Pulling off a tarp, Doug "Clutch" McQuitty unveils one of his most prized possessions, an 80-year-old hand-made model of a steam-powered tractor and threshing machine.
"It was a model built in 1911 by Cliff Steffey, of Nortonville, Kansas," says McQuitty, who tells onlookers the model actually works.
McQuitty's model is one of about 200 exhibits being displayed this weekend at McLouth's 34th Annual Steam Engine Show and Threshing Bee.
Between 10,000 and 20,000 people were expected to view antique steam-powered farm equipment, watch threshing demonstrations and listen to country music bands at the show, which began Friday night and runs through Sunday night.
Ralph Bailey, president of The Heart of America Antique Steam Engine and Model Assn. Inc., which runs the show, said Friday afternoon that the activity at the show was slow because of Friday's 100-plus degree heat.
But he thinks crowds will grow. ``We've got a pretty good entertainment package, so I think we'll have 20,000. I really do," he said.
Tonight's entertainment will feature the Honey Creek Band, which will perform from 8 p.m. to midnight. Highlighting today's events is an antique tractor pull at 3:30 p.m.
Sunday's events include a country dancing exhibition by the Heart of America Country-Western Dancers, which will be at 2:30 p.m., a Mini Hot Rod Pull, at 4 p.m., and a draft horse pull at 8 p.m.

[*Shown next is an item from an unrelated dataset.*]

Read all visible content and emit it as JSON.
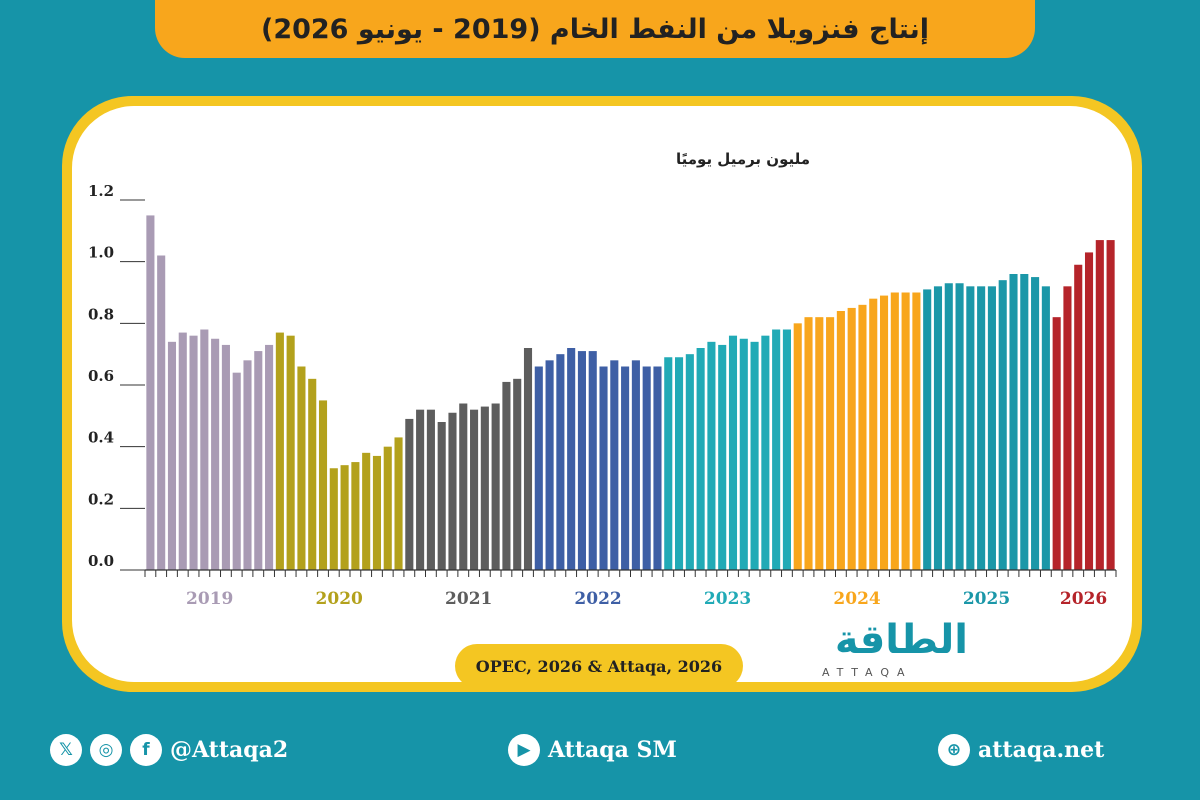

THIS YEAR'S show features traditional steam engines, gasoline tractors, antique cars and trucks and antique aircraft.
Visitors also can enjoy a flea market, a blacksmith shop, and see demonstrations of rock crushing and straw baling.
The annual event was started in 1957 by Herman "Slim" Watson and his wife, Myrta, who lived on a farm near McLouth.
McQuitty, who is past president and director at large of the event, said exhibitors from all parts of Kansas and Missouri will bring tractors, stationary gasoline engines, model steam engines.
"These are all just private collections of people who collect gas engines and tractors and anything that's related to the farm industry," he said. "We've had some 1908 up to present day equipment on loan from implement dealers."
He said most people come out for the nostalgia of the old equipment, for the music "and just a family reunion, in a sense."
HE SAID the massive steam engines powered belt drives to run threshing machines. After wheat or oats were cut, they were put in a bundle to dry. Then they were loaded high onto wagons and brought by horses to the threshing machine. The crops were fed into the thresher, where a spinning cylinder knocked the grain off the wheat shafts.
McQuitty, 57, who grew up on a farm in Minnesota said he remembers using threshing machines and old steam engines. He said most of the steam engines were replaced by the smaller internal combustion engines in the early 1920s.
"A lot of city people come out to show their children the kind of machinery that was used years ago to make the oatmeal and the loaf of bread," he said.
He said when he was growing up, challenges were made at Sunday picnics and other gatherings about who had the most powerful tractors. Today, there will be proof of the most powerful during the antique tractor pull.
"There was always a verbal challenge," he said. "Now we'll be able to prove it."